Ever since I read Women who Run with the Wolves by Clarissa Pinkola Estés I’ve felt fortified, fascinated and encouraged by the subversive power of archetypes of wild women. Magic, medicine – reclaiming the disparaged ‘wicked witch’ figure as a source of potent healing and wisdom, understanding the freedom that comes with releasing femininity from its weighty ties to consumerism, permitting women to be loud and lascivious and unfettered so that we realise just how often we censor ourselves to be anything but: all of these things I got from Estés.
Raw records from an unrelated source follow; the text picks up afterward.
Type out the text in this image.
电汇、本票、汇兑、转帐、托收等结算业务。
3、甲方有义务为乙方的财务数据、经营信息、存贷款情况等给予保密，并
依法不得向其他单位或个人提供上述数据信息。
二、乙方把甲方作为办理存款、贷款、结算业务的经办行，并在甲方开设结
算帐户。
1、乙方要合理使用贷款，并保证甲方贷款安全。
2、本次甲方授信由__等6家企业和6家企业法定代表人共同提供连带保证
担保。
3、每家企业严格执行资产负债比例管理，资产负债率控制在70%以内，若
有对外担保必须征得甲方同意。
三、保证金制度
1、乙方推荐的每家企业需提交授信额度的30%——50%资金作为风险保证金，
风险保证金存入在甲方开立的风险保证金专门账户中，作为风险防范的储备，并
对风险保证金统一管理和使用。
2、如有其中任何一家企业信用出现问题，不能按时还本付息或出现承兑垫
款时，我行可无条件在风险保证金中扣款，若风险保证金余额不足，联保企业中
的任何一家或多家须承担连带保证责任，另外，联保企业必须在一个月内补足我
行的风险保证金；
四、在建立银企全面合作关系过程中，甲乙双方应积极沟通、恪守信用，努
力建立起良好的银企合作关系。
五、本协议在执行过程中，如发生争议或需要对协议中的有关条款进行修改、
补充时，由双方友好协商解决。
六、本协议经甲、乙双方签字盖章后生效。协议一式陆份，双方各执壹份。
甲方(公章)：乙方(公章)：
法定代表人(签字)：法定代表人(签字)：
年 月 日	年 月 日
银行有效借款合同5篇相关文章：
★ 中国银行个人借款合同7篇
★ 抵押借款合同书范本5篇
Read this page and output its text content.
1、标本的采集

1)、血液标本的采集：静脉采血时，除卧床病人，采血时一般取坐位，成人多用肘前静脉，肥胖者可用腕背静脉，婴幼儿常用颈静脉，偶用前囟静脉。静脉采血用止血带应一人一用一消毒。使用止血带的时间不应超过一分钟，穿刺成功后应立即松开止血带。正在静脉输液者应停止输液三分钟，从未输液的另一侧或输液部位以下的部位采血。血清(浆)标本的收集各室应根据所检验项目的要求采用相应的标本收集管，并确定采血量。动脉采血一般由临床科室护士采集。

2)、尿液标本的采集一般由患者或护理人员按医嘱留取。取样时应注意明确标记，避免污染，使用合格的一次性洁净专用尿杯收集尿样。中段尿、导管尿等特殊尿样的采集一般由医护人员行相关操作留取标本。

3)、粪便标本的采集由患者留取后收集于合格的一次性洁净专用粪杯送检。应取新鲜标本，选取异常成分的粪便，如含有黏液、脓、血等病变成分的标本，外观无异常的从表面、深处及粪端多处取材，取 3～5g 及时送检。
Of course her book, although spending a record-breaking spell on best seller lists worldwide back when it was published, has since been critiqued for the hetero-, cis- and gender binary normativity that mark it as a product of its late 20th Century time.

I didn’t realise how much I’d been yearning for a replacement – a more nuanced yet still powerful update that would celebrate womanhood in all its forms and keep what is great about unleashing wild womanhood while being more inclusive in embracing the breadth of what womanhood is.  Then Feminah explodes onto the stage at Gryphon Theatre in Ghuznee Street as part of NZ Fringe, and I get the catharsis I’ve been missing. Thank you Charlotte Otton. I leave reinvigorated and renewed – and with a slew of Fringe awards (Perth, Sydney, Melbourne) already under its belt, I predict Feminah is on track for gongs at festivals around the world.

Feminah is smart, funny, incisive, makes us think about gender in new and provocative ways, and if the words ‘power pussy ballad’ pique your eardrums like they did mine, you will love it.  It’s on every night until Friday, at 7.30pm.